Difficulty in patient cooperation and consent may be a major factor in neurosurgery patients, who may range from cooperative elective patients to aggressive emergency patients. This may be challenging not just from a legal perspective, but also from the standpoint of adequate preoxygenation or feasibility of induction techniques (e.g., awake fiber optic intubation). Difficult mask ventilation may occur in any patient but is particularly detrimental in neurosurgery patients. Not only may this cause suboptimal induction conditions in terms of oxygenation, but also in terms of inducing hypercarbia. Causes include poor mask seal, loss of airway tonus, and increased airway reactivity (e.g., laryngospasm, bronchospasm, obstruction through aspiration, etc.). Difficult laryngoscopy is generally caused by factors impeding access to the airway or proper placement of the laryngoscope. For this reason, a fiber optic or video laryngoscopy may be a prudent first choice. Difficult intubation is largely dependent upon laryngoscopy, although problems may occur with tube placement (use a stylet!), tube size, or airway obstruction. Difficult airway maintenance can be caused by a number of factors in neurosurgery patients, including altered and changing consciousness affecting both the neurological aspect of respiration as well as airway tonus. This is particularly challenging in neurosurgery due to the unpredictability of drug effects in more sensitive patients as well as limited access to the patient’s head (see the excursion topic awake craniotomy and the stereotactic frame). Finally, the causes of at-risk extubation must be considered. Basically, all of the above mentioned causes during induction and during the operation also apply to extubation. Additional causes for the at-risk extubation include further changes in vigilance, residual drug concentrations affecting airway patency and respiratory reflexes as well as any intraoperative factors inhibiting airway function such as edema of the base of the tongue, pharynx, and/or larynx after prolonged surgery in the prone position.

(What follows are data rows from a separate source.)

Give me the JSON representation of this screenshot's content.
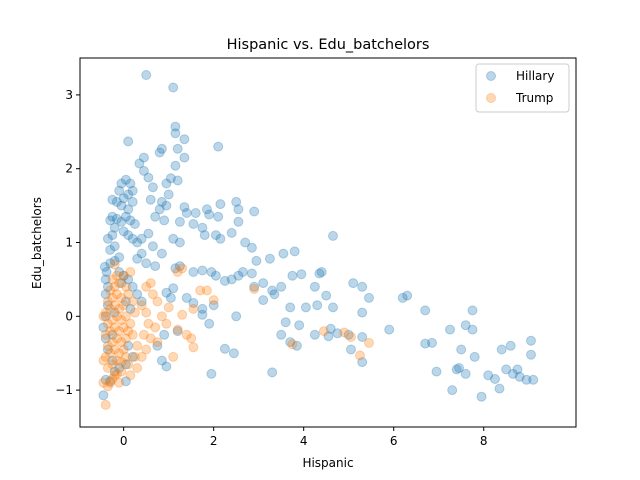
{
  "chart_data": {
    "type": "scatter",
    "title": "Hispanic vs. Edu_batchelors",
    "xlabel": "Hispanic",
    "ylabel": "Edu_batchelors",
    "xlim": [
      -0.97,
      10.05
    ],
    "ylim": [
      -1.5,
      3.5
    ],
    "xticks": [
      0,
      2,
      4,
      6,
      8
    ],
    "yticks": [
      -1,
      0,
      1,
      2,
      3
    ],
    "grid": false,
    "legend_position": "top-right",
    "series": [
      {
        "name": "Hillary",
        "color": "#1f77b4",
        "points": [
          [
            -0.45,
            -1.07
          ],
          [
            -0.4,
            -0.86
          ],
          [
            -0.3,
            -0.88
          ],
          [
            -0.2,
            -0.75
          ],
          [
            -0.1,
            -0.7
          ],
          [
            0.05,
            -0.88
          ],
          [
            -0.25,
            -0.6
          ],
          [
            -0.35,
            -0.45
          ],
          [
            -0.4,
            -0.3
          ],
          [
            -0.45,
            -0.15
          ],
          [
            -0.4,
            0.0
          ],
          [
            -0.35,
            0.15
          ],
          [
            -0.4,
            0.3
          ],
          [
            -0.35,
            0.4
          ],
          [
            -0.4,
            0.5
          ],
          [
            -0.38,
            0.6
          ],
          [
            -0.42,
            0.67
          ],
          [
            -0.3,
            0.72
          ],
          [
            -0.2,
            0.75
          ],
          [
            -0.1,
            0.8
          ],
          [
            -0.3,
            0.9
          ],
          [
            -0.2,
            0.95
          ],
          [
            -0.35,
            1.05
          ],
          [
            -0.25,
            1.1
          ],
          [
            -0.2,
            1.2
          ],
          [
            -0.3,
            1.3
          ],
          [
            -0.25,
            1.35
          ],
          [
            -0.15,
            1.32
          ],
          [
            -0.05,
            1.28
          ],
          [
            -0.25,
            1.58
          ],
          [
            -0.15,
            1.55
          ],
          [
            -0.1,
            1.7
          ],
          [
            -0.05,
            1.8
          ],
          [
            0.05,
            1.85
          ],
          [
            0.15,
            1.8
          ],
          [
            0.2,
            1.7
          ],
          [
            0.1,
            1.65
          ],
          [
            0.0,
            1.6
          ],
          [
            -0.05,
            1.5
          ],
          [
            0.1,
            1.45
          ],
          [
            0.2,
            1.55
          ],
          [
            0.05,
            1.35
          ],
          [
            0.15,
            1.3
          ],
          [
            0.25,
            1.25
          ],
          [
            0.0,
            1.15
          ],
          [
            0.1,
            1.1
          ],
          [
            0.2,
            1.05
          ],
          [
            0.3,
            1.0
          ],
          [
            -0.1,
            0.6
          ],
          [
            0.0,
            0.55
          ],
          [
            0.1,
            0.5
          ],
          [
            0.2,
            0.4
          ],
          [
            0.3,
            0.3
          ],
          [
            0.4,
            0.2
          ],
          [
            -0.05,
            0.45
          ],
          [
            0.05,
            0.2
          ],
          [
            0.15,
            0.1
          ],
          [
            -0.2,
            0.05
          ],
          [
            -0.25,
            -0.25
          ],
          [
            0.1,
            -0.4
          ],
          [
            0.2,
            -0.55
          ],
          [
            0.05,
            -0.65
          ],
          [
            0.1,
            2.37
          ],
          [
            0.5,
            3.27
          ],
          [
            1.1,
            3.1
          ],
          [
            1.15,
            2.57
          ],
          [
            1.15,
            2.48
          ],
          [
            1.35,
            2.4
          ],
          [
            1.2,
            2.27
          ],
          [
            0.85,
            2.27
          ],
          [
            0.8,
            2.22
          ],
          [
            1.35,
            2.15
          ],
          [
            1.15,
            2.04
          ],
          [
            0.45,
            2.15
          ],
          [
            0.35,
            2.07
          ],
          [
            0.45,
            1.97
          ],
          [
            0.55,
            1.88
          ],
          [
            1.05,
            1.87
          ],
          [
            1.2,
            1.84
          ],
          [
            0.95,
            1.8
          ],
          [
            0.65,
            1.75
          ],
          [
            1.0,
            1.65
          ],
          [
            0.6,
            1.58
          ],
          [
            0.85,
            1.55
          ],
          [
            0.95,
            1.5
          ],
          [
            0.8,
            1.45
          ],
          [
            0.7,
            1.35
          ],
          [
            0.9,
            1.3
          ],
          [
            1.35,
            1.48
          ],
          [
            1.4,
            1.4
          ],
          [
            1.6,
            1.4
          ],
          [
            1.85,
            1.45
          ],
          [
            1.9,
            1.38
          ],
          [
            2.1,
            1.35
          ],
          [
            2.15,
            1.52
          ],
          [
            2.5,
            1.55
          ],
          [
            2.55,
            1.45
          ],
          [
            2.9,
            1.42
          ],
          [
            2.1,
            2.3
          ],
          [
            1.25,
            1.28
          ],
          [
            1.55,
            1.25
          ],
          [
            1.75,
            1.2
          ],
          [
            1.8,
            1.1
          ],
          [
            2.05,
            1.1
          ],
          [
            2.15,
            1.05
          ],
          [
            2.55,
            1.28
          ],
          [
            2.4,
            1.13
          ],
          [
            2.7,
            1.0
          ],
          [
            2.85,
            0.93
          ],
          [
            2.95,
            0.75
          ],
          [
            3.25,
            0.78
          ],
          [
            3.55,
            0.85
          ],
          [
            3.8,
            0.88
          ],
          [
            4.65,
            1.09
          ],
          [
            1.1,
            1.05
          ],
          [
            1.25,
            1.0
          ],
          [
            0.55,
            1.12
          ],
          [
            0.4,
            1.05
          ],
          [
            0.65,
            0.95
          ],
          [
            0.85,
            0.85
          ],
          [
            0.4,
            0.85
          ],
          [
            0.3,
            0.78
          ],
          [
            0.5,
            0.72
          ],
          [
            0.7,
            0.68
          ],
          [
            1.15,
            0.65
          ],
          [
            1.25,
            0.68
          ],
          [
            1.55,
            0.6
          ],
          [
            1.75,
            0.62
          ],
          [
            1.95,
            0.6
          ],
          [
            2.05,
            0.55
          ],
          [
            2.25,
            0.48
          ],
          [
            2.4,
            0.5
          ],
          [
            2.55,
            0.55
          ],
          [
            2.65,
            0.6
          ],
          [
            2.85,
            0.58
          ],
          [
            2.9,
            0.4
          ],
          [
            3.1,
            0.45
          ],
          [
            3.3,
            0.35
          ],
          [
            3.5,
            0.4
          ],
          [
            3.75,
            0.55
          ],
          [
            3.95,
            0.57
          ],
          [
            4.35,
            0.58
          ],
          [
            4.4,
            0.6
          ],
          [
            4.25,
            0.4
          ],
          [
            4.5,
            0.28
          ],
          [
            5.1,
            0.45
          ],
          [
            5.3,
            0.4
          ],
          [
            5.45,
            0.25
          ],
          [
            6.2,
            0.25
          ],
          [
            6.3,
            0.28
          ],
          [
            4.05,
            0.12
          ],
          [
            4.3,
            0.15
          ],
          [
            4.65,
            0.12
          ],
          [
            5.3,
            0.05
          ],
          [
            3.1,
            0.22
          ],
          [
            3.35,
            0.3
          ],
          [
            3.7,
            0.12
          ],
          [
            3.6,
            -0.08
          ],
          [
            3.9,
            -0.12
          ],
          [
            4.6,
            -0.17
          ],
          [
            4.55,
            -0.27
          ],
          [
            4.25,
            -0.25
          ],
          [
            4.75,
            -0.23
          ],
          [
            5.0,
            -0.25
          ],
          [
            5.3,
            -0.28
          ],
          [
            5.9,
            -0.18
          ],
          [
            3.5,
            -0.25
          ],
          [
            3.7,
            -0.35
          ],
          [
            3.85,
            -0.4
          ],
          [
            1.1,
            0.38
          ],
          [
            0.95,
            0.32
          ],
          [
            1.05,
            0.25
          ],
          [
            1.4,
            0.25
          ],
          [
            1.55,
            0.18
          ],
          [
            1.75,
            0.1
          ],
          [
            2.0,
            0.15
          ],
          [
            2.5,
            0.0
          ],
          [
            1.75,
            0.02
          ],
          [
            1.9,
            -0.1
          ],
          [
            1.2,
            -0.2
          ],
          [
            0.9,
            -0.25
          ],
          [
            0.75,
            -0.4
          ],
          [
            0.85,
            -0.6
          ],
          [
            0.95,
            -0.68
          ],
          [
            2.25,
            -0.44
          ],
          [
            2.45,
            -0.5
          ],
          [
            1.95,
            -0.78
          ],
          [
            3.3,
            -0.76
          ],
          [
            5.05,
            -0.45
          ],
          [
            5.3,
            -0.62
          ],
          [
            6.7,
            0.08
          ],
          [
            6.7,
            -0.37
          ],
          [
            6.85,
            -0.36
          ],
          [
            6.95,
            -0.75
          ],
          [
            7.25,
            -0.18
          ],
          [
            7.4,
            -0.72
          ],
          [
            7.45,
            -0.7
          ],
          [
            7.5,
            -0.45
          ],
          [
            7.6,
            -0.78
          ],
          [
            7.6,
            -0.12
          ],
          [
            7.75,
            -0.18
          ],
          [
            7.75,
            0.08
          ],
          [
            7.8,
            -0.55
          ],
          [
            7.95,
            -1.09
          ],
          [
            8.1,
            -0.8
          ],
          [
            8.25,
            -0.85
          ],
          [
            8.35,
            -0.98
          ],
          [
            8.4,
            -0.45
          ],
          [
            8.5,
            -0.72
          ],
          [
            8.6,
            -0.4
          ],
          [
            8.75,
            -0.72
          ],
          [
            8.8,
            -0.82
          ],
          [
            8.95,
            -0.86
          ],
          [
            9.05,
            -0.33
          ],
          [
            9.1,
            -0.86
          ],
          [
            7.3,
            -1.0
          ],
          [
            9.05,
            -0.52
          ],
          [
            8.65,
            -0.78
          ]
        ]
      },
      {
        "name": "Trump",
        "color": "#ff7f0e",
        "points": [
          [
            -0.4,
            -1.2
          ],
          [
            -0.35,
            -0.95
          ],
          [
            -0.3,
            -0.9
          ],
          [
            -0.25,
            -0.85
          ],
          [
            -0.2,
            -0.8
          ],
          [
            -0.15,
            -0.78
          ],
          [
            -0.35,
            -0.7
          ],
          [
            -0.25,
            -0.65
          ],
          [
            -0.15,
            -0.6
          ],
          [
            -0.05,
            -0.62
          ],
          [
            -0.4,
            -0.55
          ],
          [
            -0.3,
            -0.5
          ],
          [
            -0.2,
            -0.45
          ],
          [
            -0.1,
            -0.5
          ],
          [
            0.0,
            -0.45
          ],
          [
            -0.35,
            -0.4
          ],
          [
            -0.25,
            -0.35
          ],
          [
            -0.15,
            -0.3
          ],
          [
            -0.05,
            -0.35
          ],
          [
            0.05,
            -0.3
          ],
          [
            -0.4,
            -0.25
          ],
          [
            -0.3,
            -0.2
          ],
          [
            -0.2,
            -0.15
          ],
          [
            -0.1,
            -0.2
          ],
          [
            0.0,
            -0.15
          ],
          [
            -0.35,
            -0.1
          ],
          [
            -0.25,
            -0.05
          ],
          [
            -0.15,
            0.0
          ],
          [
            -0.05,
            -0.05
          ],
          [
            0.05,
            0.0
          ],
          [
            -0.4,
            0.05
          ],
          [
            -0.3,
            0.1
          ],
          [
            -0.2,
            0.15
          ],
          [
            -0.1,
            0.1
          ],
          [
            0.0,
            0.15
          ],
          [
            -0.35,
            0.2
          ],
          [
            -0.25,
            0.25
          ],
          [
            -0.15,
            0.3
          ],
          [
            -0.05,
            0.25
          ],
          [
            -0.3,
            0.35
          ],
          [
            -0.2,
            0.4
          ],
          [
            -0.1,
            0.45
          ],
          [
            -0.25,
            0.5
          ],
          [
            -0.15,
            0.55
          ],
          [
            -0.2,
            0.7
          ],
          [
            0.1,
            0.3
          ],
          [
            0.2,
            0.2
          ],
          [
            0.25,
            0.05
          ],
          [
            0.15,
            -0.1
          ],
          [
            0.2,
            -0.25
          ],
          [
            0.3,
            -0.4
          ],
          [
            0.25,
            -0.55
          ],
          [
            0.1,
            -0.65
          ],
          [
            0.3,
            -0.7
          ],
          [
            0.4,
            0.15
          ],
          [
            0.5,
            0.05
          ],
          [
            0.55,
            -0.1
          ],
          [
            0.45,
            -0.25
          ],
          [
            0.6,
            -0.3
          ],
          [
            0.5,
            -0.45
          ],
          [
            0.4,
            -0.55
          ],
          [
            0.7,
            -0.15
          ],
          [
            0.75,
            -0.35
          ],
          [
            0.85,
            0.0
          ],
          [
            0.65,
            0.3
          ],
          [
            0.5,
            0.4
          ],
          [
            0.75,
            0.2
          ],
          [
            0.6,
            0.45
          ],
          [
            1.0,
            0.12
          ],
          [
            0.95,
            -0.1
          ],
          [
            1.1,
            -0.55
          ],
          [
            1.3,
            0.65
          ],
          [
            1.2,
            0.6
          ],
          [
            1.2,
            -0.18
          ],
          [
            1.4,
            -0.25
          ],
          [
            1.5,
            -0.3
          ],
          [
            1.55,
            -0.42
          ],
          [
            1.7,
            0.35
          ],
          [
            1.85,
            0.35
          ],
          [
            1.55,
            0.1
          ],
          [
            1.3,
            0.02
          ],
          [
            2.0,
            0.22
          ],
          [
            2.9,
            0.37
          ],
          [
            3.75,
            -0.38
          ],
          [
            4.45,
            -0.2
          ],
          [
            4.9,
            -0.22
          ],
          [
            5.05,
            -0.28
          ],
          [
            5.25,
            -0.53
          ],
          [
            5.45,
            -0.36
          ],
          [
            -0.45,
            -0.9
          ],
          [
            -0.1,
            -0.9
          ],
          [
            0.15,
            -0.8
          ],
          [
            -0.05,
            -0.75
          ],
          [
            0.05,
            -0.55
          ],
          [
            0.1,
            -0.2
          ],
          [
            0.05,
            0.4
          ],
          [
            0.0,
            0.55
          ],
          [
            0.15,
            0.6
          ],
          [
            -0.45,
            0.0
          ],
          [
            -0.45,
            -0.6
          ]
        ]
      }
    ]
  }
}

The diagnosis of a difficult airway is by definition one requiring actual difficulty in one of the relevant aspects, e.g., bag-mask ventilation or intubation/extubation. Because we would rather be safe than correct, we suggest diagnosing the suspected difficult airway. Unfortunately, there are no firm diagnostic criteria for the suspected difficult airway. We advise using individual judgment—preferably conducted by the anesthesiologist/intensivist directly involved in airway management—on the basis of the predisposing factors.
One way of structuring predisposing factors is to review general preoperative and intra/postoperative factors. Although current guidelines clearly state that an anesthesiologist should perform an intubation history in addition to a general history and also perform a physical examination of the airway, they remain vague about specific examples, and evidence is limited to observational studies and case reports. Even more neglected is the topic of extubating the difficult airway. For neurosurgery patients, a number of additional patient and procedural factors can complicate the management of securing the airway. Additionally, the potential consequences of even relatively commonplace fluctuations in physiology during induction or extubation (e.g., in blood pressure, in ventilation, increases in intracranial pressure (ICP) due to coughing, stress, etc.) may be tolerated poorly in neurosurgical patients on account of their underlying pathologies.